= Andreas Frey =

German economist

Andreas Frey (born 5 June 1967 in Geislingen an der Steige, Germany) is a German economical scientist
and Rector of the Nürtingen-Geislingen University of Applied Science (HfWU) for the period 2013 – 2019.
== Biography ==
Andreas Frey grew up in Geislingen and took „Abitur“ at the Michelberg-Gymnasium before studying at the University of Wisconsin, USA, and at the University of Ulm, where he was awarded his doctorate (Dr. rer nat.) After a post-doc at the Tokyo Institute of Technology and further research activities in the same city he returned to Germany to take up a post as a systems engineer at Siemens AG.

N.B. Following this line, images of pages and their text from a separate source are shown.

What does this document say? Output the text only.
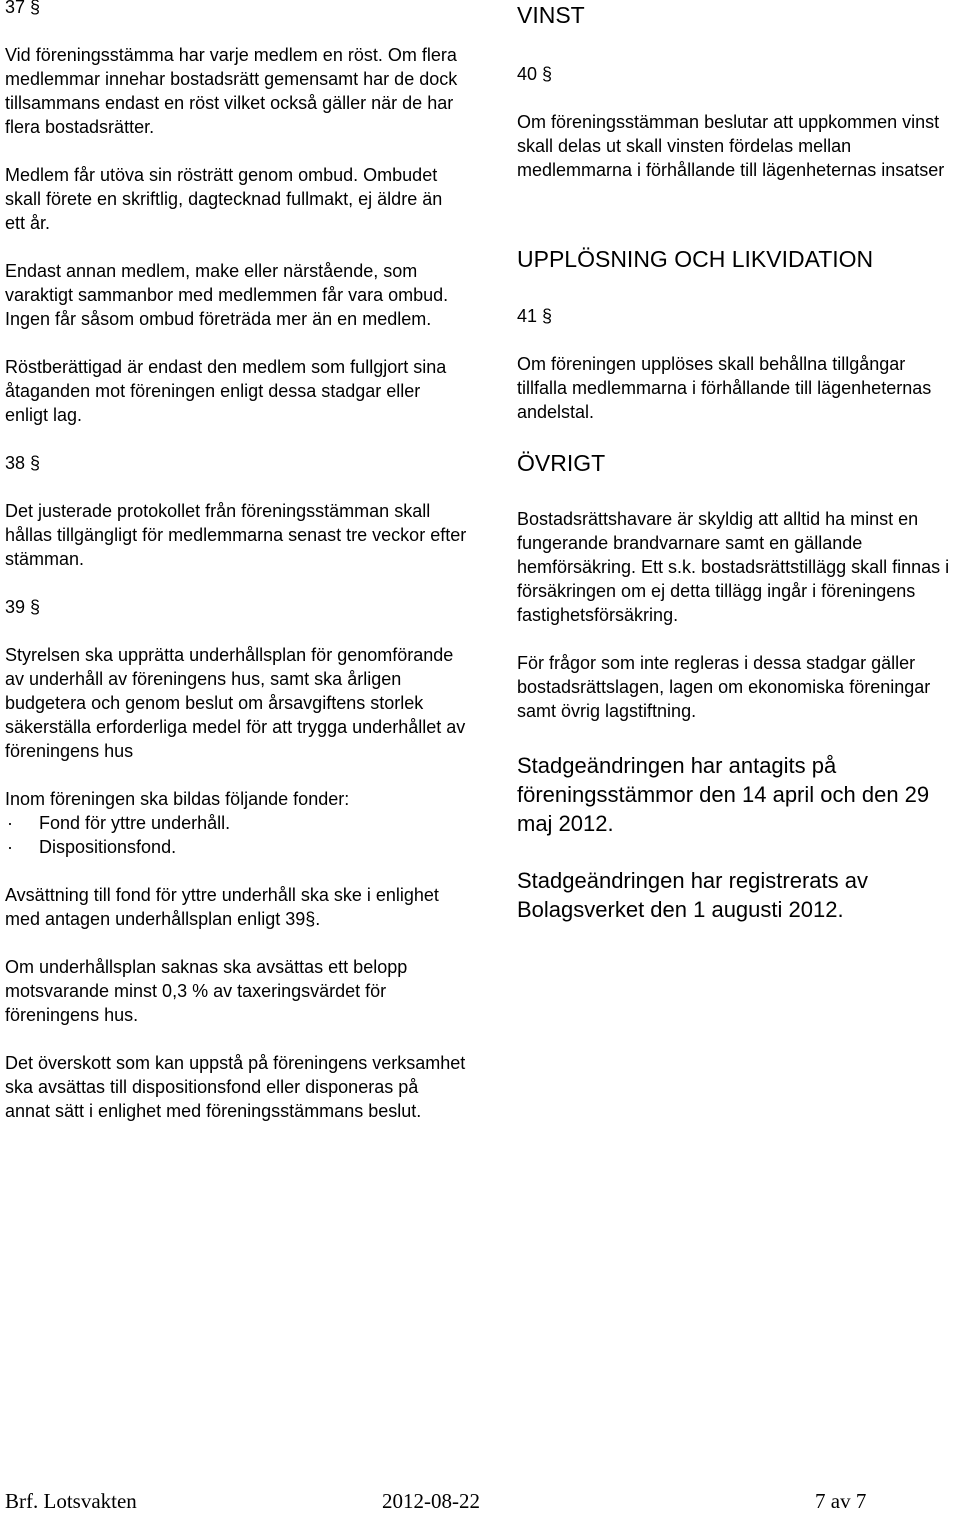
37 §

Vid föreningsstämma har varje medlem en röst. Om flera medlemmar innehar bostadsrätt gemensamt har de dock tillsammans endast en röst vilket också gäller när de har flera bostadsrätter.

Medlem får utöva sin rösträtt genom ombud. Ombudet skall förete en skriftlig, dagtecknad fullmakt, ej äldre än ett år.

Endast annan medlem, make eller närstående, som varaktigt sammanbor med medlemmen får vara ombud. Ingen får såsom ombud företräda mer än en medlem.

Röstberättigad är endast den medlem som fullgjort sina åtaganden mot föreningen enligt dessa stadgar eller enligt lag.

38 §

Det justerade protokollet från föreningsstämman skall hållas tillgängligt för medlemmarna senast tre veckor efter stämman.

39 §

Styrelsen ska upprätta underhållsplan för genomförande av underhåll av föreningens hus, samt ska årligen budgetera och genom beslut om årsavgiftens storlek säkerställa erforderliga medel för att trygga underhållet av föreningens hus

Inom föreningen ska bildas följande fonder:

·	Fond för yttre underhåll.

·	Dispositionsfond.

Avsättning till fond för yttre underhåll ska ske i enlighet med antagen underhållsplan enligt 39§.

Om underhållsplan saknas ska avsättas ett belopp motsvarande minst 0,3 % av taxeringsvärdet för föreningens hus.

Det överskott som kan uppstå på föreningens verksamhet ska avsättas till dispositionsfond eller disponeras på annat sätt i enlighet med föreningsstämmans beslut.

VINST

40 §

Om föreningsstämman beslutar att uppkommen vinst skall delas ut skall vinsten fördelas mellan medlemmarna i förhållande till lägenheternas insatser

UPPLÖSNING OCH LIKVIDATION

41 §

Om föreningen upplöses skall behållna tillgångar tillfalla medlemmarna i förhållande till lägenheternas andelstal.

ÖVRIGT

Bostadsrättshavare är skyldig att alltid ha minst en fungerande brandvarnare samt en gällande hemförsäkring. Ett s.k. bostadsrättstillägg skall finnas i försäkringen om ej detta tillägg ingår i föreningens fastighetsförsäkring.

För frågor som inte regleras i dessa stadgar gäller bostadsrättslagen, lagen om ekonomiska föreningar samt övrig lagstiftning.

Stadgeändringen har antagits på föreningsstämmor den 14 april och den 29 maj 2012.

Stadgeändringen har registrerats av Bolagsverket den 1 augusti 2012.

Brf. Lotsvakten	2012-08-22	7 av 7
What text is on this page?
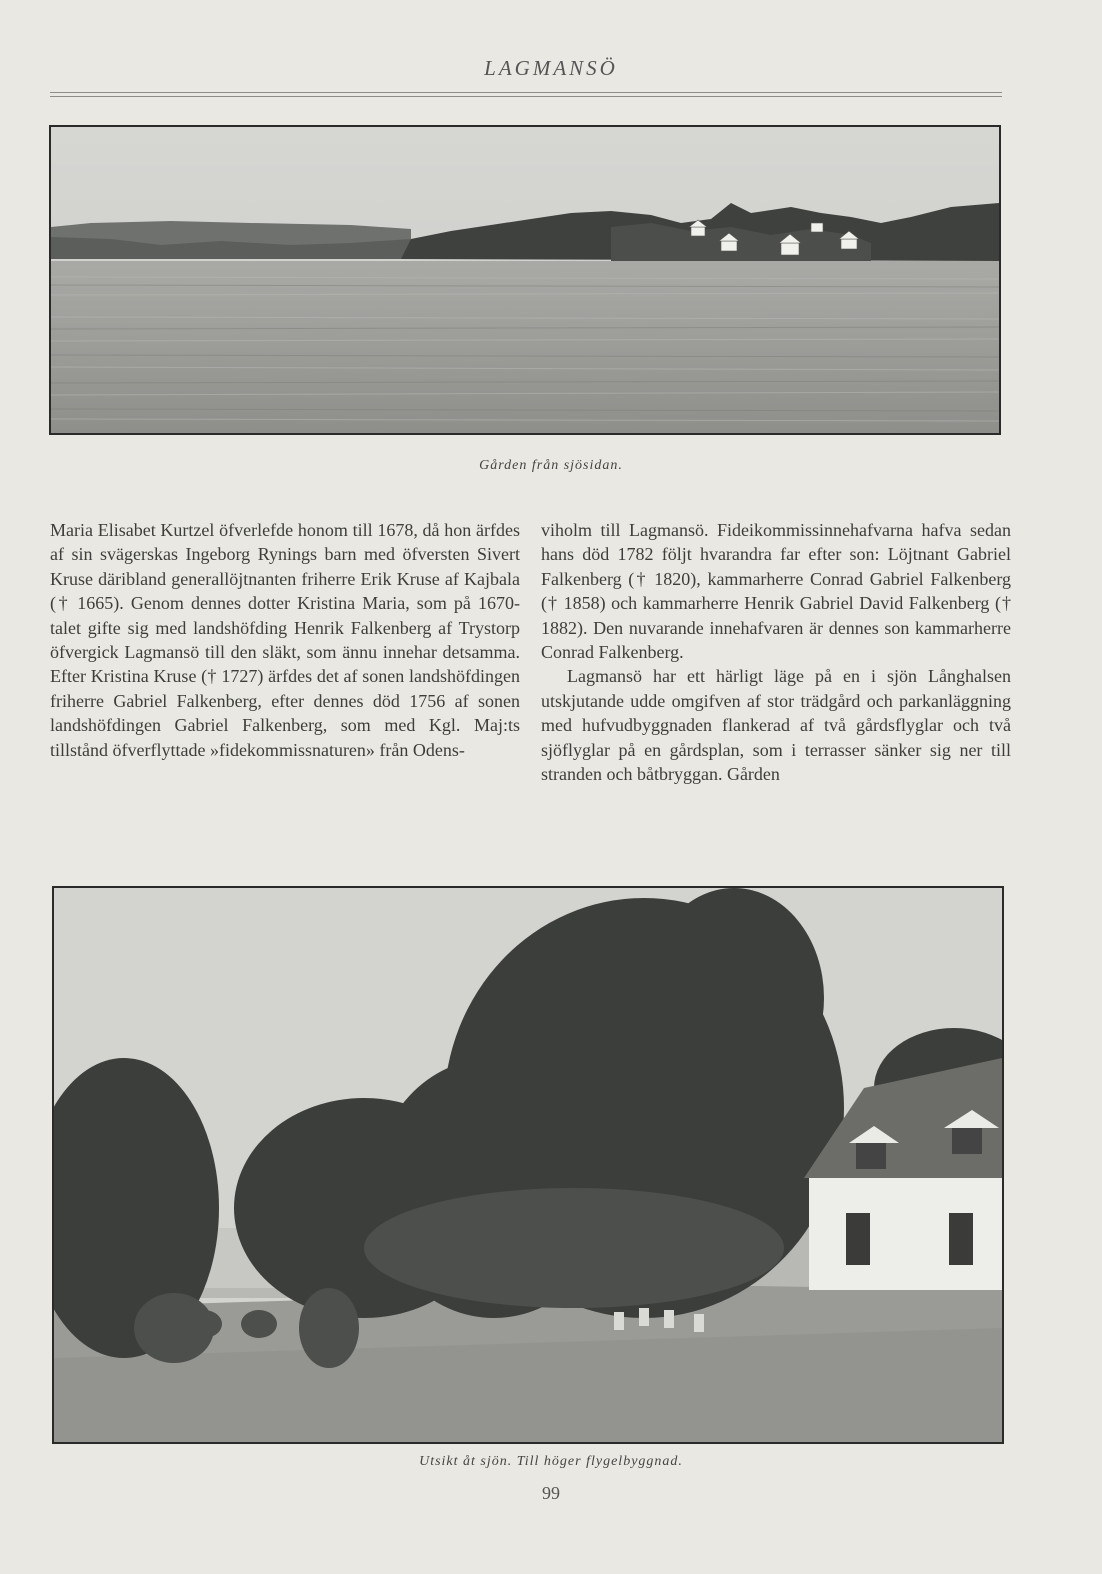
LAGMANSÖ
Gården från sjösidan.

Maria Elisabet Kurtzel öfverlefde honom till 1678, då hon ärfdes af sin svägerskas Ingeborg Rynings barn med öfversten Sivert Kruse däribland generallöjtnanten friherre Erik Kruse af Kajbala († 1665). Genom dennes dotter Kristina Maria, som på 1670-talet gifte sig med landshöfding Henrik Falkenberg af Trystorp öfvergick Lagmansö till den släkt, som ännu innehar detsamma. Efter Kristina Kruse († 1727) ärfdes det af sonen landshöfdingen friherre Gabriel Falkenberg, efter dennes död 1756 af sonen landshöfdingen Gabriel Falkenberg, som med Kgl. Maj:ts tillstånd öfverflyttade »fidekommissnaturen» från Odens-

viholm till Lagmansö. Fideikommissinnehafvarna hafva sedan hans död 1782 följt hvarandra far efter son: Löjtnant Gabriel Falkenberg († 1820), kammarherre Conrad Gabriel Falkenberg († 1858) och kammarherre Henrik Gabriel David Falkenberg († 1882). Den nuvarande innehafvaren är dennes son kammarherre Conrad Falkenberg.

Lagmansö har ett härligt läge på en i sjön Långhalsen utskjutande udde omgifven af stor trädgård och parkanläggning med hufvudbyggnaden flankerad af två gårdsflyglar och två sjöflyglar på en gårdsplan, som i terrasser sänker sig ner till stranden och båtbryggan. Gården

Utsikt åt sjön. Till höger flygelbyggnad.
99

In 2004 he was awarded the professorship of Economic Mathematics, Statistics and Informatics at the University of Osnabrück in Germany, where he taught until 2013. He was also Dean of Education and Vice-Dean of the Faculty of Economic and Social Science, and headed a working group on „International Strategy“. Further, he was a spokesman for the Innovation Centre for Internationalisation and representative for China, organising the German-Chinese Symposium as well as China and Japan Weeks in Osnabrueck.

In April 2013 he was elected Rector of the HfWU for a period of six years, as successor of Werner Ziegler. He took office on 1 October 2013.

== Publications ==
Frey is author of more than 30 publications in German and English; he has been guest professor at the Shanghai Institute of Foreign Trade and visiting scientist at Waseda University in Japan.